OBJECTIVE: To systematically review the effectiveness or efficacy of long-term use of SMRs for chronic pain.
EVIDENCE REVIEW: Two reviewers systematically searched Ovid MEDLINE, Embase (Ovid), Web of Science, CINAHL, and Cochrane through December 4, 2023. They included articles published in English, Spanish, or Italian. Only randomized clinical trials (RCTs) and cohort studies with comparator groups evaluating at least 1-month duration of SMRs for chronic pain were included. The reviewers dually reviewed data abstraction, risk-of-bias, and quality. They characterized studies by chronic pain syndrome: low back pain, fibromyalgia, headaches, painful cramps or spasticity, and other syndromes.
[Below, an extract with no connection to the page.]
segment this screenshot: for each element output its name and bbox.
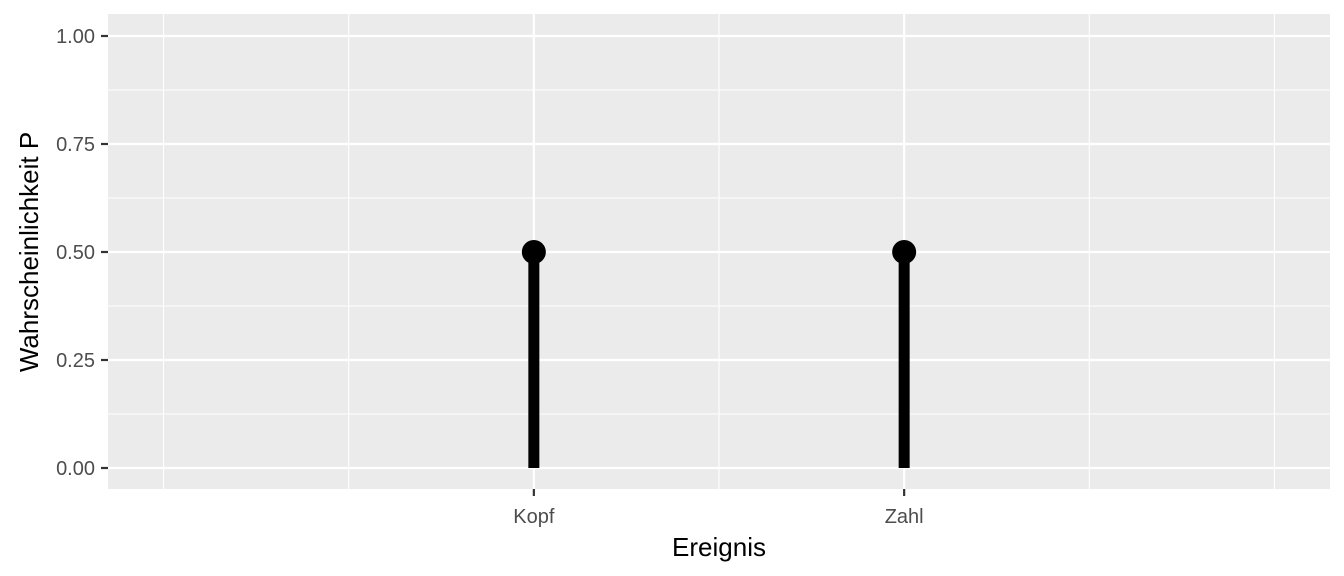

FINDINGS: A total of 30 RCTs with 1314 participants and 14 cohort studies with 1168 participants assessed SMRs for chronic pain. Studies were primarily short-term (4-6 weeks). Nine unique SMRs were represented by the studies identified. Eleven studies (25%) examined baclofen, 8 (18%) examined tizanidine, and 7 (16%) examined cyclobenzaprine. Evidence for effectiveness was strongest for SMRs used for trigeminal neuralgia, neck pain, and painful cramps; evidence suggested SMRs for fibromyalgia, low back pain, and other syndromes were not more beneficial than placebo. The most common adverse effects were sedation and dry mouth. RCTs had a low to moderate risk of bias, and the quality of cohort studies was fair to good.
CONCLUSIONS AND RELEVANCE: In this systematic review of long-term use of SMRs for chronic pain, findings suggest that their long-term use may benefit patients with painful spasms or cramps and neck pain; their long-term use for low back pain, fibromyalgia, and headaches did not appear to be beneficial. Clinicians should be vigilant for adverse effects and consider deprescribing if pain-related goals are not met.
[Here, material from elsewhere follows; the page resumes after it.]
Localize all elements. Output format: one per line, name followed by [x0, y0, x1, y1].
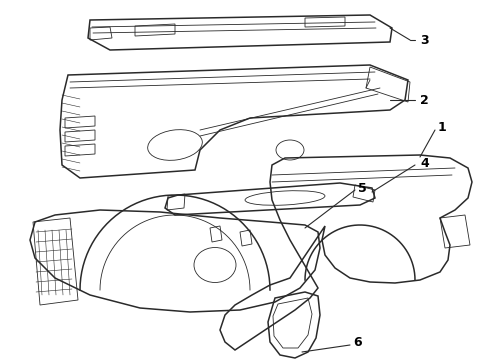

Interesting article underlining a therapeutic use for a class of molecule that has generally been considered mostly harmful for chronic MSK pain.
Magical thinking.
I was disappointed after reading the paper. "Long-term use" in the title of the paper is misleading. In the literature, long-term studies are defined by a duration > 12 weeks, but the included studies were primarily short-term (4-6 weeks). The authors did not perform a quantitative synthesis of the data, but gave narrative descriptions of study results such as "demonstrated improvement." This leaves the the reader in the dark about the magnitude of the effects. They did not pool the dropout rates due to adverse events and serious adverse events, leaving the reader in the dark about the tolerability and safety.